So, unfortunately for now this is a difficult case to resolve.
The Roblox replication system assumes that all property changes are independent from each other, when sending them over the network, so that they can be re-shuffled for optimal perf/bandwidth use.
This assumption is broken with certain physics/position properties like “AssemblyAngularVelocity”, because the side-effects of this property being called depends on the state of your assemblies. When you set that property AND break a weld, if those changes are delivered in the same frame, they may get shuffled such that the velocity is applied on the “wrong” assembly state.
For example if on server you have [ Part A ]--weld--[ Part B ]
and you call
PartA.AssemblyAngularVelocity = X
weld:Destroy()
PartA.AssemblyAngularVelocity = Y
On the server you would see PartB
having angular velocity X
while PartA
having angular velocity Y
… but the Client MAY (not guaranteed) apply angular velocity Y
on both PartA
and PartB
, because when it gets applied it still thinks both objects are the same assembly.
This is because the Replication system sees the first call to PartA.AssemblyAngularVelocity = X
as redundant and simply replaces it with PartA.AssemblyAngularVelocity = Y
in place, which causes the Client to receive an update that looks like this:
PartA.AssemblyAngularVelocity = Y
weld:Destroy()
We’re working on a long-term project to clean up some of these replication caveats, but it would be very difficult to fix this in the short term, so I won’t have a solution for you in the short term for a while.
If I understand your problem correctly:
A possible workaround for your issue you can use RemoteEvent
or RemoteFunction
to force these changes to happen atomically.

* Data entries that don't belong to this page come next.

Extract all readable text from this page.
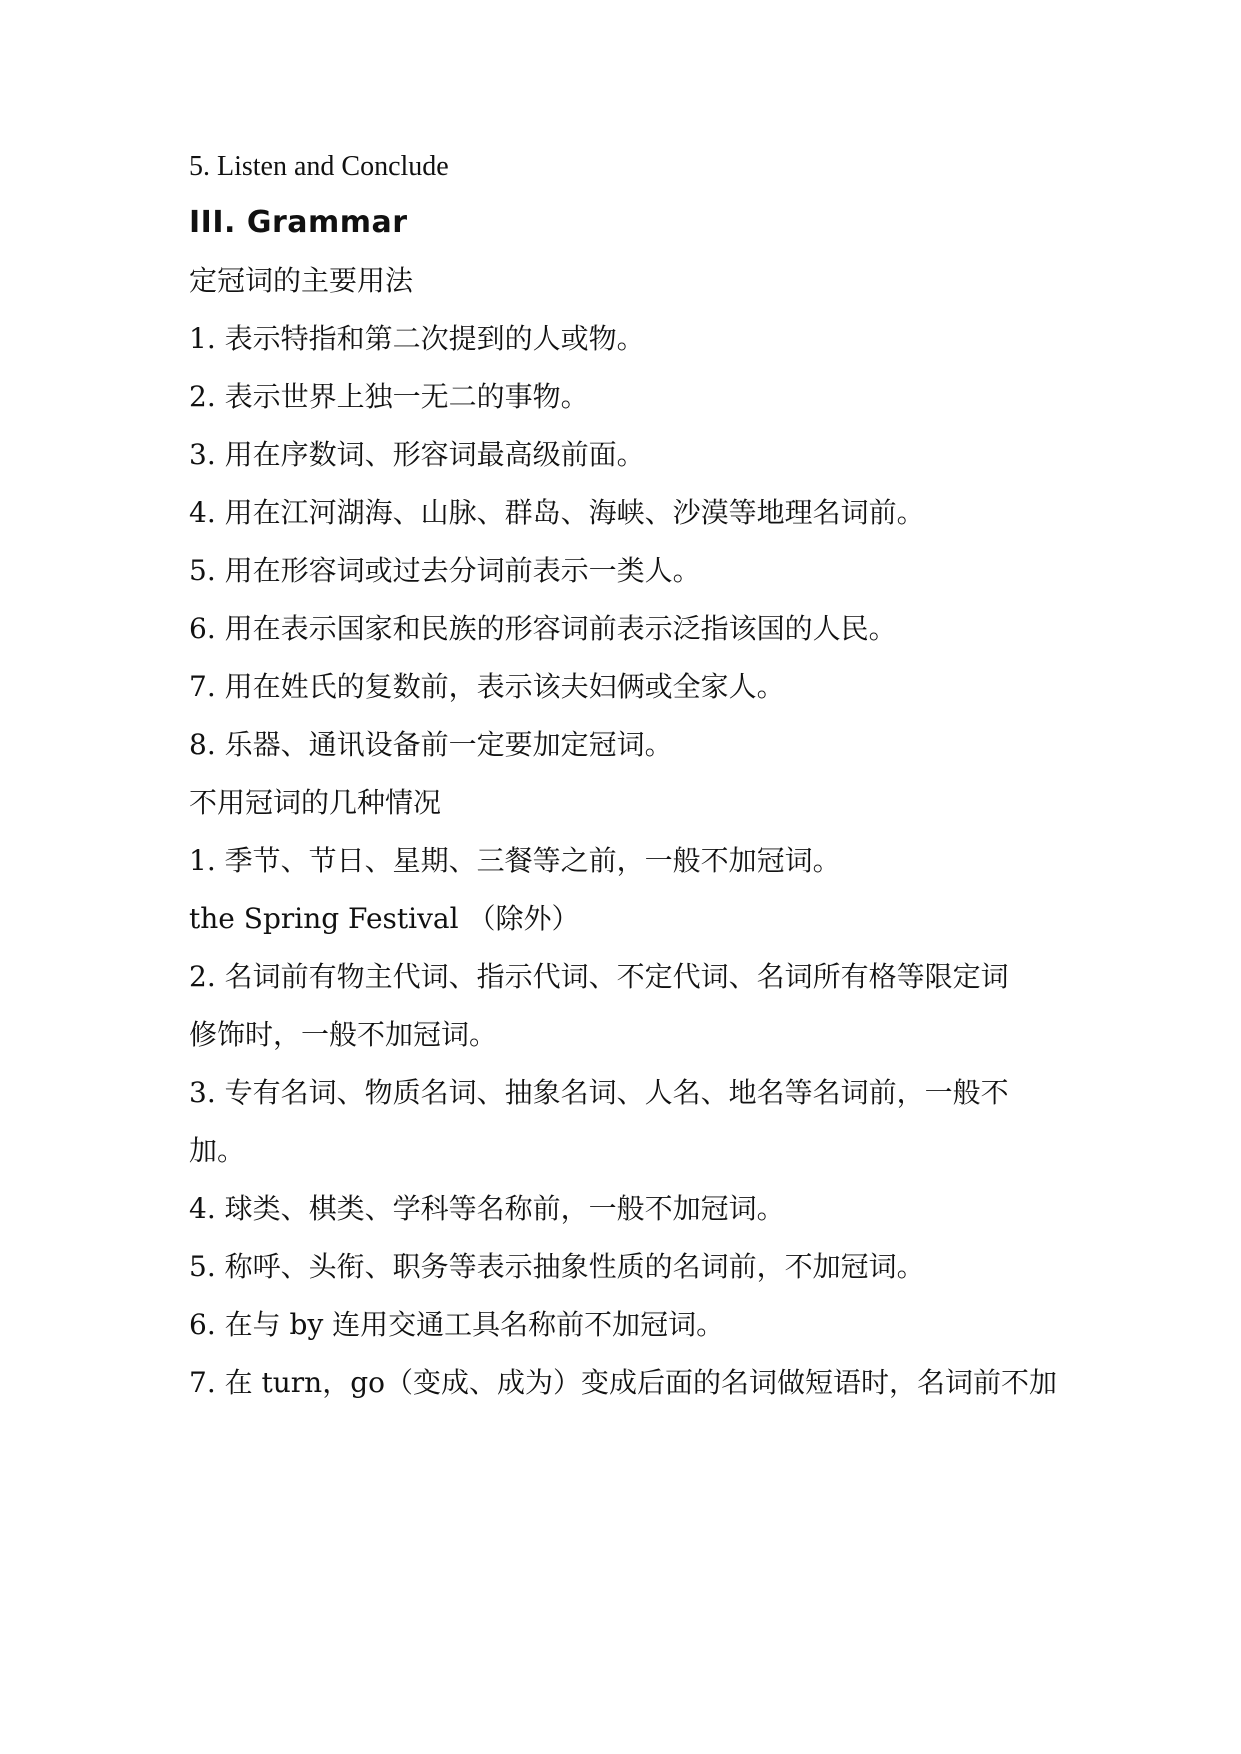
5. Listen and Conclude
III. Grammar
定冠词的主要用法
1. 表示特指和第二次提到的人或物。
2. 表示世界上独一无二的事物。
3. 用在序数词、形容词最高级前面。
4. 用在江河湖海、山脉、群岛、海峡、沙漠等地理名词前。
5. 用在形容词或过去分词前表示一类人。
6. 用在表示国家和民族的形容词前表示泛指该国的人民。
7. 用在姓氏的复数前，表示该夫妇俩或全家人。
8. 乐器、通讯设备前一定要加定冠词。
不用冠词的几种情况
1. 季节、节日、星期、三餐等之前，一般不加冠词。
the Spring Festival （除外）
2. 名词前有物主代词、指示代词、不定代词、名词所有格等限定词
修饰时，一般不加冠词。
3. 专有名词、物质名词、抽象名词、人名、地名等名词前，一般不
加。
4. 球类、棋类、学科等名称前，一般不加冠词。
5. 称呼、头衔、职务等表示抽象性质的名词前，不加冠词。
6. 在与 by 连用交通工具名称前不加冠词。
7. 在 turn，go（变成、成为）变成后面的名词做短语时，名词前不加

So when you do the initial set of calls, a remote event first
setVelocitiesBreakWeld:FireClients()
PartA.AssemblyAngularVelocity = X
weld:Destroy()
PartA.AssemblyAngularVelocity = Y
and on the Clients basically make sure your remote event function does the exact set of operations you need in the right order.
setVelocitiesBreakWeld.OnClientEvent:connect(function()
PartA.AssemblyAngularVelocity = X
weld:Destroy()
PartA.AssemblyAngularVelocity = Y
end)
This might do redundant work, but it will force everything into the right state “atomically”.
Alternatively, waiting a frame between
PartA.AssemblyAngularVelocity = X
weld:Destroy()
and
PartA.AssemblyAngularVelocity = Y
should make this less likely to happen but doesn’t guarantee it during congested network situations.
Does that make sense? And did I describe the issue correctly? Let me know if I misunderstood something.